白薇没有丝毫犹豫,立刻应道:“好的书记,我马上落实。”
她修长的手指迅速划过手机屏幕解锁,几乎是立刻开始调取通讯界面,脚步轻快无声地走向门口。
她的背影消失在门后,如同投入水中的一枚石子,迅速被厚重的门板吞没,只留下走廊里一点迅速远去的、急促而节制的足音,最终消失于寂静之中。
随着白薇的离开,办公室里短暂地陷入了一种奇异的寂静。
这份寂静比之前魏榕阅读报告时更具压迫感。
窗外的梧桐枯枝在凄冷的北风中刮擦着玻璃,发出更加令人心悸的“嘎吱”声,仿佛某种不祥的预兆正紧贴着窗户,窥伺着室内即将上演的一切。

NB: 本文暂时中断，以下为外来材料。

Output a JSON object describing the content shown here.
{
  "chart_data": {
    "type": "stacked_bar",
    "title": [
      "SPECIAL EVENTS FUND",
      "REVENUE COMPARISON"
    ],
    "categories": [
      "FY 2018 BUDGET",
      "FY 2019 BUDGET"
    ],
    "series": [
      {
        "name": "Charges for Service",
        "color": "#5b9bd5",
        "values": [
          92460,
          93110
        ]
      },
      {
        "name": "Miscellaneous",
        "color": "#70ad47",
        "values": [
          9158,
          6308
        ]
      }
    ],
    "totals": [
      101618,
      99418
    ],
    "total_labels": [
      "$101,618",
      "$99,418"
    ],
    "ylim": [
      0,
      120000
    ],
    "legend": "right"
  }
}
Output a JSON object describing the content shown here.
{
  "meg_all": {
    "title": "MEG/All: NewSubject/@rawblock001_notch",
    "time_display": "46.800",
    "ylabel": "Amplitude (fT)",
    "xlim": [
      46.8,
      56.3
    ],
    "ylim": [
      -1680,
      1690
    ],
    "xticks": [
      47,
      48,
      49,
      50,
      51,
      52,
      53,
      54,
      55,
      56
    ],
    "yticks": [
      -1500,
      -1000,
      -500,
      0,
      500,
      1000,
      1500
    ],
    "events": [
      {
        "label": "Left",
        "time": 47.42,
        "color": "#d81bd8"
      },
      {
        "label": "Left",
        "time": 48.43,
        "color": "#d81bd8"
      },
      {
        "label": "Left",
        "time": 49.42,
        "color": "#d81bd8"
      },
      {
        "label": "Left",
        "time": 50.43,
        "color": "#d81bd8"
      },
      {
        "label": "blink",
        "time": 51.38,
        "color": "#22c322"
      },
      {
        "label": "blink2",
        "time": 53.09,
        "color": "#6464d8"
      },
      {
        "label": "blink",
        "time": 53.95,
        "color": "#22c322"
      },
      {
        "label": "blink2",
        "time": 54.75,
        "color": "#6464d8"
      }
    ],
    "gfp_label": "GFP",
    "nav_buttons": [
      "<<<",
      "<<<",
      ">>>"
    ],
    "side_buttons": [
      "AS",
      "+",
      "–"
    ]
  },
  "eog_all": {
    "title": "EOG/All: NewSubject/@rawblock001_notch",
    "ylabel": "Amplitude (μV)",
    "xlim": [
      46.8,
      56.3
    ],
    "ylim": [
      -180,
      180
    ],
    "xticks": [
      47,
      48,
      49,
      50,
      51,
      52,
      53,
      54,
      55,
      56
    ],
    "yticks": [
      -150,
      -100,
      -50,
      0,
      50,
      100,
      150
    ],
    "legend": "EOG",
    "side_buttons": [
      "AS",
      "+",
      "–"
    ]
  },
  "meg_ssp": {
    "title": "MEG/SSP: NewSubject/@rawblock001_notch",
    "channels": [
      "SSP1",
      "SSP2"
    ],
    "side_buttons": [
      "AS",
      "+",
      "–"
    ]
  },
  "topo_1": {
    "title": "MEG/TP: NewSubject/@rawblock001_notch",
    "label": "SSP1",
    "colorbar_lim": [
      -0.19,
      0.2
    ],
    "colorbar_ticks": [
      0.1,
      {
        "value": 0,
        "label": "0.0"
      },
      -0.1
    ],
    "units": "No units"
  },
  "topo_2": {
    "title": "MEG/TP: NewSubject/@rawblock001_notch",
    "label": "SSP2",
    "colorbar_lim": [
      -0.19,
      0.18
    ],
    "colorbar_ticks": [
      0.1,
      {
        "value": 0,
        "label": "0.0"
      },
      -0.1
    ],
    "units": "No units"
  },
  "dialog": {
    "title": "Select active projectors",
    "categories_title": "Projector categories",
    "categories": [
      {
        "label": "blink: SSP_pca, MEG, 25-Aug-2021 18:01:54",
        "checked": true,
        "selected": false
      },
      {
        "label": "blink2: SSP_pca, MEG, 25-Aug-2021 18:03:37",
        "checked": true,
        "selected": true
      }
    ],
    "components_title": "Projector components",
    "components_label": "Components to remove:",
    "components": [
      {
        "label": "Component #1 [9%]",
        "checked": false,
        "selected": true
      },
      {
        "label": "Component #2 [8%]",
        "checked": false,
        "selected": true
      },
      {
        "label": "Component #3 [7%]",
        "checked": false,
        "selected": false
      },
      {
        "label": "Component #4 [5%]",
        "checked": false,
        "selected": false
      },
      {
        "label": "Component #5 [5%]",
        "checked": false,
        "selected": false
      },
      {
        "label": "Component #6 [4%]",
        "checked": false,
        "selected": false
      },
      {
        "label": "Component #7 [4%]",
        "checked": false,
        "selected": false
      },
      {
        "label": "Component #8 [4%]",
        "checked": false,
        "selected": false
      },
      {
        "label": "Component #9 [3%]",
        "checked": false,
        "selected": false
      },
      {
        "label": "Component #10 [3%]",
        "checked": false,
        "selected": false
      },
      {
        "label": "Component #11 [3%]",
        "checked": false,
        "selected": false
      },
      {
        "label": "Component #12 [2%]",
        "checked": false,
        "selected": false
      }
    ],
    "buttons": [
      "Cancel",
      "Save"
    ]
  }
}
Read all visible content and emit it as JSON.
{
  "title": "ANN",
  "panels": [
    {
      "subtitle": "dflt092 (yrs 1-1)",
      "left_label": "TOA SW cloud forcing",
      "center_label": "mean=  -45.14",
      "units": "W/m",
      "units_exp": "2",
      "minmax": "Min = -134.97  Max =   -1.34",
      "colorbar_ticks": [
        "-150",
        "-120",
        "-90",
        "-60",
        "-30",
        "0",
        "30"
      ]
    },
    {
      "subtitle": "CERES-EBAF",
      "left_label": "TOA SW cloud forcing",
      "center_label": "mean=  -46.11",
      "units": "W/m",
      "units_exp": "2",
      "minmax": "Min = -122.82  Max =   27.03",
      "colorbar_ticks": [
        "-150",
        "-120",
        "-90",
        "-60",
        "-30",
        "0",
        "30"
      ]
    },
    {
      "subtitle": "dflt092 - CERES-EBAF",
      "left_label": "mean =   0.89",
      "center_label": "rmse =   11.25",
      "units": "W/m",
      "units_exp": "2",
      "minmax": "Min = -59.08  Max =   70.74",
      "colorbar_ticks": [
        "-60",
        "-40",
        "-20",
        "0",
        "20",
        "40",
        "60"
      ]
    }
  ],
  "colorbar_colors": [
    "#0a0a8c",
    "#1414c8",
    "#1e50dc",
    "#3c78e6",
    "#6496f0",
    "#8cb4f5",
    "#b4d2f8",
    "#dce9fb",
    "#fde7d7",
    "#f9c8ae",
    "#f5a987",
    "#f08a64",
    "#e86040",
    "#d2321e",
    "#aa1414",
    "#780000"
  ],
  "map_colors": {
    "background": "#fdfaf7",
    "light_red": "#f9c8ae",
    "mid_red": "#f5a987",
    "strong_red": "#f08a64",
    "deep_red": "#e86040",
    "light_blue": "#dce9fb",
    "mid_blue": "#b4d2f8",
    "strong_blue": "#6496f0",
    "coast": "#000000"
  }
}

魏榕的目光平静如深潭水波,缓缓扫过桌前正襟危坐的两人,最终在容略图那张强自镇定却掩不住内心山呼海啸的脸上短暂停留了一瞬。
那目光不带责备,也不含审视,只似某种无声的标记。
江昭阳依旧是那副古井无波的神情,肩背的线条绷得笔直,犹如一张拉满的硬弓蓄势待发。
他的手安稳地搁在膝上,指节匀称有力,没有丝毫多余的动作。
方才的报告他已再次熟稔于心,每一页的分量都压在他的意识深处。
接下来要面对的,将是真正意义上能决定沙匡力命运、甚至局部影响整个县里用人机制风向的权力核心战场。
而他现在需要做的,就是在暗流汹涌之中,稳住航向,将那份凝聚着“破格”诉求的筹码,稳稳地送到那张最终决定的会议桌上。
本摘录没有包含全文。